Say the word "hack" or "hacker", and the reaction is generally one of fear, disdain or both. The term generally brings to mind some variation of a lone, shifty-eyed figure hunched over a keyboard, mumbling to himself while orchestrating a virtual smash-and-grab.
At Mandiant, our perception is different. We understand the most threatening attacks today come from highly sophisticated individuals and organizations who are patiently and persistently working - sometimes over years -to exploit weaknesses, counterfeit credentials and highjack operations. As if it's their job. (Because it is).
But as the New Yorker recently explained, hack wasn't always a four letter word. In its early days, the term simply referred to students and hobbyists who explored ways to push machines beyond their expressed capabilities. Even now, the term isn't necessarily bad. While black hat hackers seek to cause disruption or steal valuable data, white hat hackers are still working to make computers and networks work better and more securely.

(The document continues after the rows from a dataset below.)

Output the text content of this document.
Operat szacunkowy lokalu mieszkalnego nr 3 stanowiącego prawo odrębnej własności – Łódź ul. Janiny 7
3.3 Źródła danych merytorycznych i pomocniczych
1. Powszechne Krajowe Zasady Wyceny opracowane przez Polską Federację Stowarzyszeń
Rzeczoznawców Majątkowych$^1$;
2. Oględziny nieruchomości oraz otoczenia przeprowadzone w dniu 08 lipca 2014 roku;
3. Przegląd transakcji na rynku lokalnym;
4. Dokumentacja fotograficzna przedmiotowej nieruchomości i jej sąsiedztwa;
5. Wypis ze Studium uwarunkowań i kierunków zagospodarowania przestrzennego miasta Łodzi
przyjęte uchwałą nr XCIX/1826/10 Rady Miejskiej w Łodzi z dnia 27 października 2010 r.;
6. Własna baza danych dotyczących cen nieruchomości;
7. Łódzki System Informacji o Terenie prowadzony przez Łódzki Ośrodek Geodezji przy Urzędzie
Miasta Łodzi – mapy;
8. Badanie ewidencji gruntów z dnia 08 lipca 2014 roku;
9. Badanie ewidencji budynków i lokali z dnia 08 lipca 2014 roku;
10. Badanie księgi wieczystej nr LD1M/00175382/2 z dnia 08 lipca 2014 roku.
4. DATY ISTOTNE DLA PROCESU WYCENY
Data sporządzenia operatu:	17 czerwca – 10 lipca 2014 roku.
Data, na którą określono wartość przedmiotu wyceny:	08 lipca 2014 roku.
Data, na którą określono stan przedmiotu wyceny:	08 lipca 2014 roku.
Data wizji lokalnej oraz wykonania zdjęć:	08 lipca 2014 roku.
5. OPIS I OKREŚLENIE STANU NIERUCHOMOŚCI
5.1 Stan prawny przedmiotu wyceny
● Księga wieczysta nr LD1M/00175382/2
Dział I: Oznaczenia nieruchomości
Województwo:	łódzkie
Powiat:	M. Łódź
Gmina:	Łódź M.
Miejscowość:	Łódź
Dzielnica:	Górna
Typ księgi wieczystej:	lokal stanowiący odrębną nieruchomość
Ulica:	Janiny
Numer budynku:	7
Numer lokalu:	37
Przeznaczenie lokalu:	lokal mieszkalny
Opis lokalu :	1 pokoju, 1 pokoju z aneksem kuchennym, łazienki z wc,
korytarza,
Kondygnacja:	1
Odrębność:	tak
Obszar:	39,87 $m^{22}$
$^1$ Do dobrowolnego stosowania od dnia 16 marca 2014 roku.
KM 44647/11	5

Facebook's Mark Zuckerberg wants to reclaim the term hacker, celebrating what he calls the "Hacker Way." As he explains it, hacking is simply a means of building systems quickly in a way that pushes boundaries. Zuckerberg encourages hacking at Facebook, viewing it as a naturally democratic, eminently practical means of operating in a world where consumer tastes can change on a dime. Far from perfectionism, this approach encourages constant evolution and trial and error.
It may sound like heresy to those of us who prefer a more buttoned-down approach that accounts for every risk, but we can't argue that it hasn't worked well for Facebook.
And it's a great reminder about the good that hackers can do. And what those same skills in the wrong hands are able to accomplish, undetected, on your networks. Targeted attackers have a mission and that's to steal your company's valuable assets. Once you put a face with a name you see why prevention will ultimately fail and detection is key.